“And who is this person to you?”
I swallow hard. Christ, how do I say he’s everything and nothing at the same time?
“Is he someone you want to save face with?”
“Yes.” I shift on the couch, my gut knotted like a damn lanyard.
Dr. Forest nods again, like he understands. And no fucking way does he understand any of this. He crosses his legs and leans forward onto his iPad. “And who saved you the first time? When you were at the mercy of the team bullies, who helped you then?”
I clench and unclench my fingers. “Nobody.”
“So, the hate was spewed, and you were left to deal with it on your own. And now you feel less than because you were pulled out of a situation you feel you should have handled because you fell short the last time in college.” Dr. Forest pushes his glasses higher on his nose.
“Zak, tell me this.

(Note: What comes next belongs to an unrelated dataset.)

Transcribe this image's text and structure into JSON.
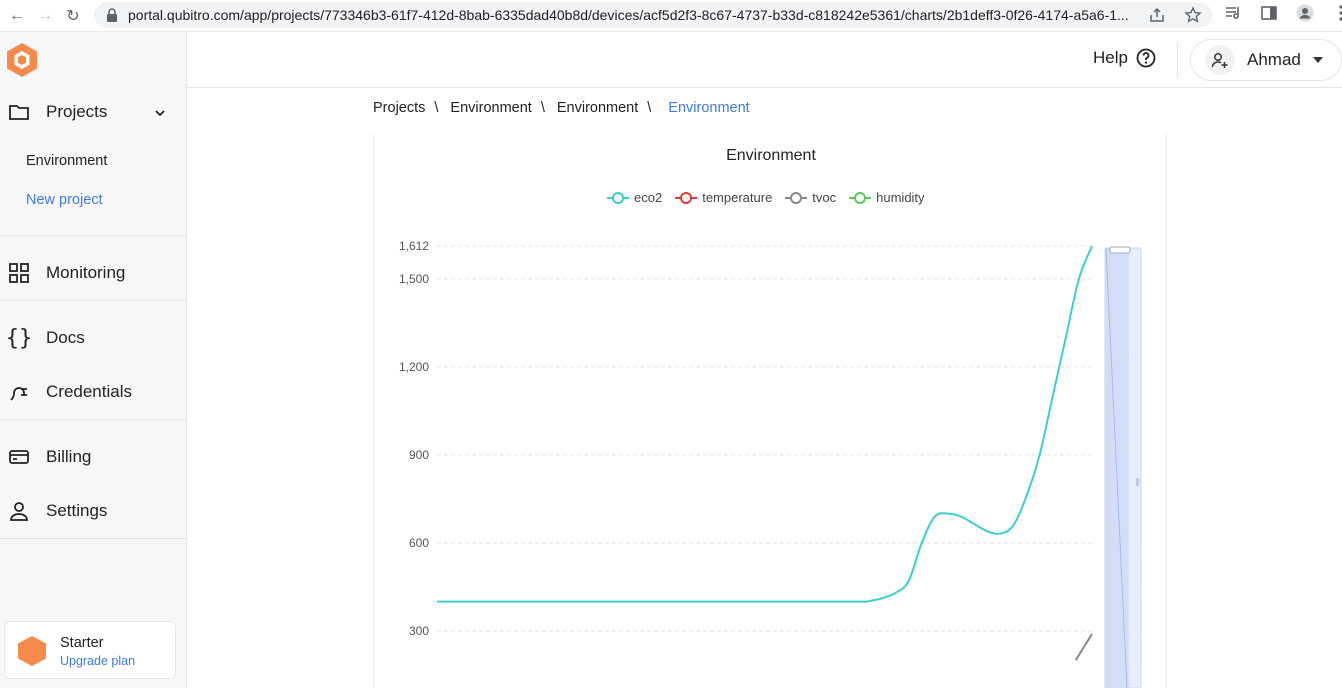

Deep down, do you think you might have subconsciously wanted to be saved by this person because nobody did it the first time, and you were left vulnerable and at others’ mercy?”
My breath catches in my throat. “Maybe.”
“And is it possible that you keep creating these situations to test people out, to see if they will stand by your side when you feel so abandoned?”
Fuck me.
Did the doctor just hit the nail on the goddamn head?

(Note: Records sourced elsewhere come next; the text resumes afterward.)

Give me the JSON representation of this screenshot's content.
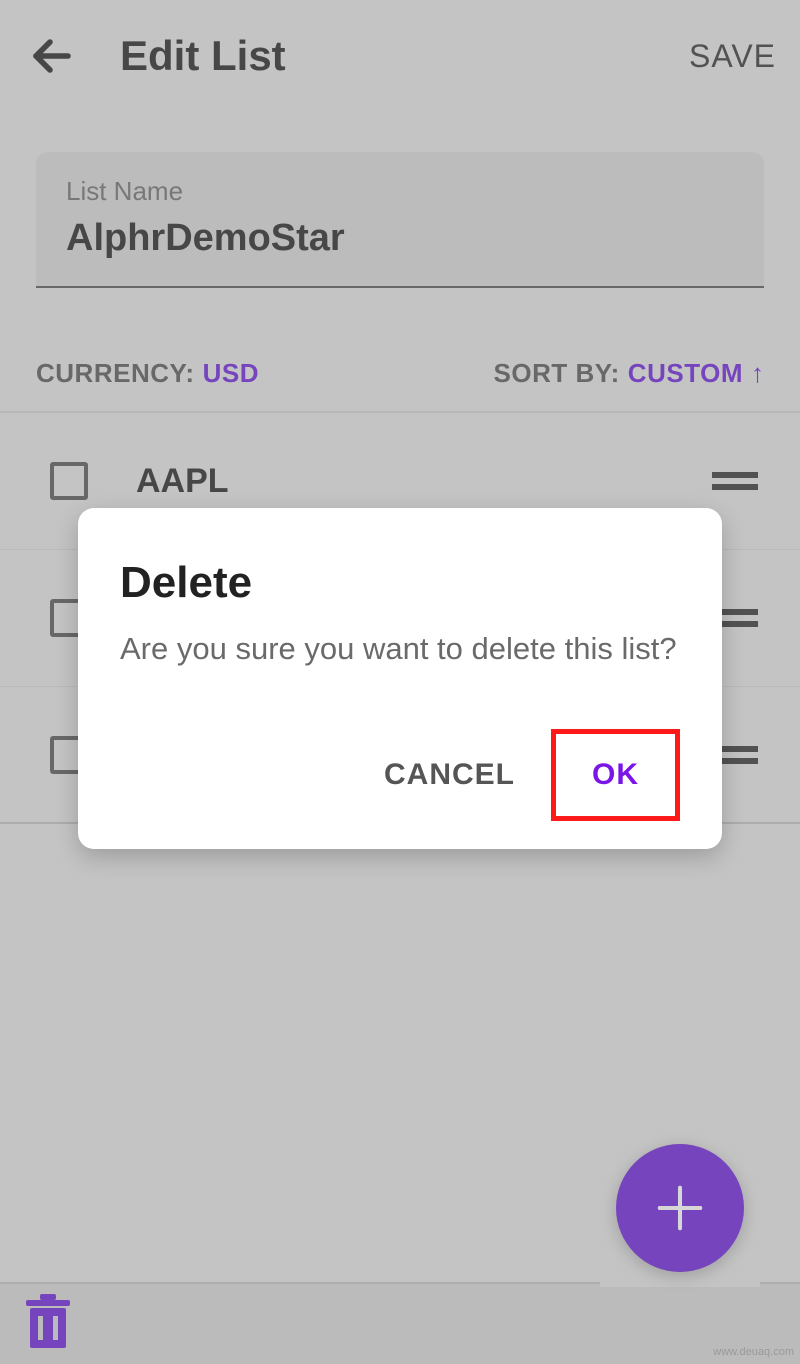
{
  "header": {
    "title": "Edit List",
    "save_label": "SAVE"
  },
  "list_name": {
    "label": "List Name",
    "value": "AlphrDemoStar"
  },
  "options": {
    "currency_label": "CURRENCY:",
    "currency_value": "USD",
    "sort_label": "SORT BY:",
    "sort_value": "CUSTOM",
    "sort_direction": "↑"
  },
  "stocks": [
    {
      "symbol": "AAPL"
    },
    {
      "symbol": ""
    },
    {
      "symbol": ""
    }
  ],
  "dialog": {
    "title": "Delete",
    "message": "Are you sure you want to delete this list?",
    "cancel_label": "CANCEL",
    "ok_label": "OK"
  },
  "watermark": "www.deuaq.com",
  "colors": {
    "accent": "#6b1fd8",
    "highlight": "#ff1a1a"
  }
}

Have I done this shit because I need to prove to Matt that I’m still worthy, that even though I’m not the football god the world thought I was, I’m…enough?
Scrubbing a hand down the front of my face, I lean into my hands.

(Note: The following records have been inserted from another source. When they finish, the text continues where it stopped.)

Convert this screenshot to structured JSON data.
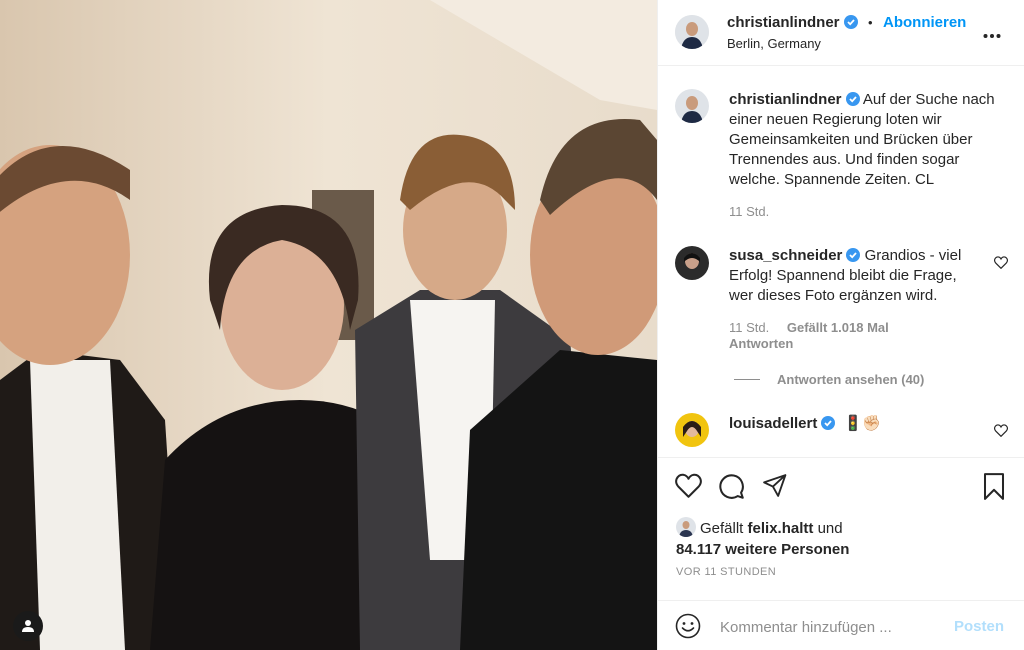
{
  "photo": {
    "alt_icon": "user-icon"
  },
  "header": {
    "username": "christianlindner",
    "separator": "•",
    "follow_label": "Abonnieren",
    "location": "Berlin, Germany",
    "more_icon": "more-dots-icon"
  },
  "caption": {
    "username": "christianlindner",
    "text": "Auf der Suche nach einer neuen Regierung loten wir Gemeinsamkeiten und Brücken über Trennendes aus. Und finden sogar welche. Spannende Zeiten. CL",
    "time": "11 Std."
  },
  "comments": [
    {
      "username": "susa_schneider",
      "text": "Grandios - viel Erfolg! Spannend bleibt die Frage, wer dieses Foto ergänzen wird.",
      "time": "11 Std.",
      "likes": "Gefällt 1.018 Mal",
      "reply": "Antworten",
      "view_replies": "Antworten ansehen (40)"
    },
    {
      "username": "louisadellert",
      "text": "🚦✊🏻"
    }
  ],
  "actions": {
    "like_icon": "heart-icon",
    "comment_icon": "comment-icon",
    "share_icon": "share-icon",
    "save_icon": "bookmark-icon"
  },
  "likes": {
    "prefix": "Gefällt",
    "user": "felix.haltt",
    "middle": "und",
    "count": "84.117 weitere Personen"
  },
  "timestamp": "VOR 11 STUNDEN",
  "add_comment": {
    "placeholder": "Kommentar hinzufügen ...",
    "post_label": "Posten"
  },
  "colors": {
    "accent": "#0095f6",
    "verified": "#3897f0",
    "post_disabled": "#b2dffc",
    "muted": "#8e8e8e"
  }
}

The time with my mom I didn’t have Matt with me, but he came to me afterward.
Is all this a fucking cry for affection and attention from the man who broke my heart?
Jesus Christ.
“These aren’t necessarily questions you need to answer right now. But they are ones to think about.” He picks up his pen and taps it on the side of his iPad. “Strength is acceptance of one’s own self, no matter what anyone says or thinks.”
My pulse bounces back and forth, slamming against the sides of my throat.
“And did you ever consider the fact that maybe you keep pushing people pasttheirlimits of acceptance because you can’t accept yourself?”
I just stare at him, my mind still twisted over everything coming out of the doctor’s mouth.
“Acceptance isn’t dependent on how others see us, Zak. It is dependent on how we see ourselves. But you battle against those who challenge your way of life, your beliefs, and your rights, thinking that gives the appearance of you being strong when really, that strength you seek lies within you.”
One question burns up the tip of my tongue.
How can I accept myself if the man I love doesn’t?
Because if he did, he’d never have abandoned me in college. He’d have never left my condo the other day. He’d have fought for me…for us.
But he didn’t.
And those scars he left run too goddamn deep to ever heal.
Chapter 21
Matt
Nobody gives a damn about preseason games.